"Yeah, I guess. The genocide Lotto."
"And you stopped them."
"I helped do it and lived to walk away. But there was an unhappy ending."
"What?"
"I didn't get paid. For either case. I make more money from flaming demon monkey crap. That's just wrong."
Thomas laughed a little and shook his head. "I don't get it."
"Don't get what?"
"Why you do it."
"Do what?"
He slouched down in the driver's seat. "The Lone Ranger impersonation.

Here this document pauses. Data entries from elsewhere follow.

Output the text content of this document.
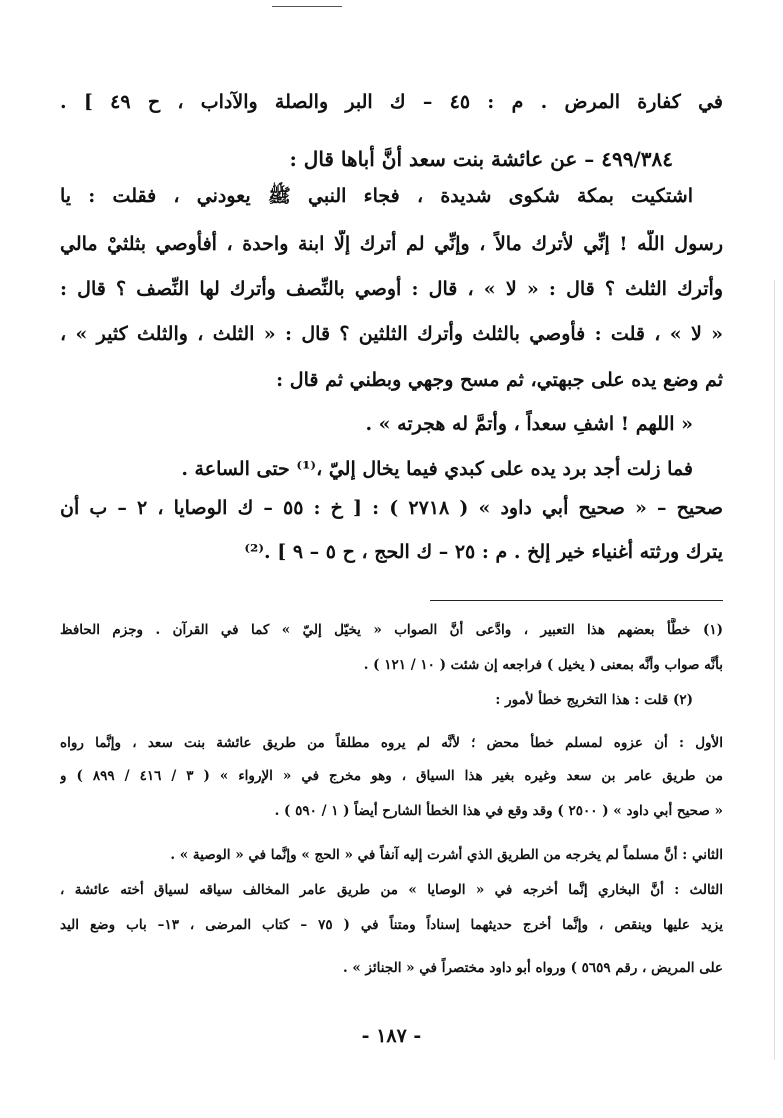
في كفارة المرض . م : ٤٥ – ك البر والصلة والآداب ، ح ٤٩ ] .
٤٩٩/٣٨٤ – عن عائشة بنت سعد أنَّ أباها قال :
اشتكيت بمكة شكوى شديدة ، فجاء النبي ﷺ يعودني ، فقلت : يا
رسول اللّه ! إنِّي لأترك مالاً ، وإنِّي لم أترك إلّا ابنة واحدة ، أفأوصي بثلثيْ مالي
وأترك الثلث ؟ قال : « لا » ، قال : أوصي بالنِّصف وأترك لها النِّصف ؟ قال :
« لا » ، قلت : فأوصي بالثلث وأترك الثلثين ؟ قال : « الثلث ، والثلث كثير » ،
ثم وضع يده على جبهتي، ثم مسح وجهي وبطني ثم قال :
« اللهم ! اشفِ سعداً ، وأتمَّ له هجرته » .
فما زلت أجد برد يده على كبدي فيما يخال إليّ ،⁽¹⁾ حتى الساعة .
صحيح – « صحيح أبي داود » ( ٢٧١٨ ) : [ خ : ٥٥ – ك الوصايا ، ٢ – ب أن
يترك ورثته أغنياء خير إلخ . م : ٢٥ – ك الحج ، ح ٥ – ٩ ] .⁽²⁾
(١) خطَّأ بعضهم هذا التعبير ، وادَّعى أنَّ الصواب « يخيّل إليّ » كما في القرآن . وجزم الحافظ
بأنَّه صواب وأنَّه بمعنى ( يخيل ) فراجعه إن شئت ( ١٠ / ١٢١ ) .
(٢) قلت : هذا التخريج خطأ لأمور :
الأول : أن عزوه لمسلم خطأ محض ؛ لأنَّه لم يروه مطلقاً من طريق عائشة بنت سعد ، وإنَّما رواه
من طريق عامر بن سعد وغيره بغير هذا السياق ، وهو مخرج في « الإرواء » ( ٣ / ٤١٦ / ٨٩٩ ) و
« صحيح أبي داود » ( ٢٥٠٠ ) وقد وقع في هذا الخطأ الشارح أيضاً ( ١ / ٥٩٠ ) .
الثاني : أنَّ مسلماً لم يخرجه من الطريق الذي أشرت إليه آنفاً في « الحج » وإنَّما في « الوصية » .
الثالث : أنَّ البخاري إنَّما أخرجه في « الوصايا » من طريق عامر المخالف سياقه لسياق أخته عائشة ،
يزيد عليها وينقص ، وإنَّما أخرج حديثهما إسناداً ومتناً في ( ٧٥ – كتاب المرضى ، ١٣– باب وضع اليد
على المريض ، رقم ٥٦٥٩ ) ورواه أبو داود مختصراً في « الجنائز » .
- ١٨٧ -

You get pounded to scrap every time you turn around and you barely get by on the gumshoe work. You live in that dank little cave of an apartment. Alone. You've got no woman, no friends, and you drive this piece of crap. Your life is kind of pathetic."
"Is that what you think?" I asked.
"Call them like I see them."
I laughed. "Why do you think I do it?"
He shrugged. "All I can figure is that either you're nursing a deep and sadistic self-hatred or else you're insane. I gave you the benefit of the doubt and left monumental stupidity off the list."
I kept on smiling. "Thomas, you don't really know me. Not at all."
"I think I do. I've seen you under pressure."
I shrugged. "Yeah, but you see me, what? Maybe a day or two each year? Usually when something's been warming up to kill me by beating the tar out of me."
"So?"
"So that doesn't cover what my life is like the other three hundred and sixty-three days," I said. "You don't know everything about me. My life isn't completely about magical mayhem and creative pyromania in Chicago."
"Oh, that's right. I heard you went to exotic Oklahoma a few months back. Something about a tornado and the National Severe Storms Lab."
"I was doing the new Summer Lady a favor, running down a rogue storm sylph. Got to go all over the place in those tornado-chaser geekmobiles. You should have seen the look on the driver's face when he realized that the tornado was chasing us."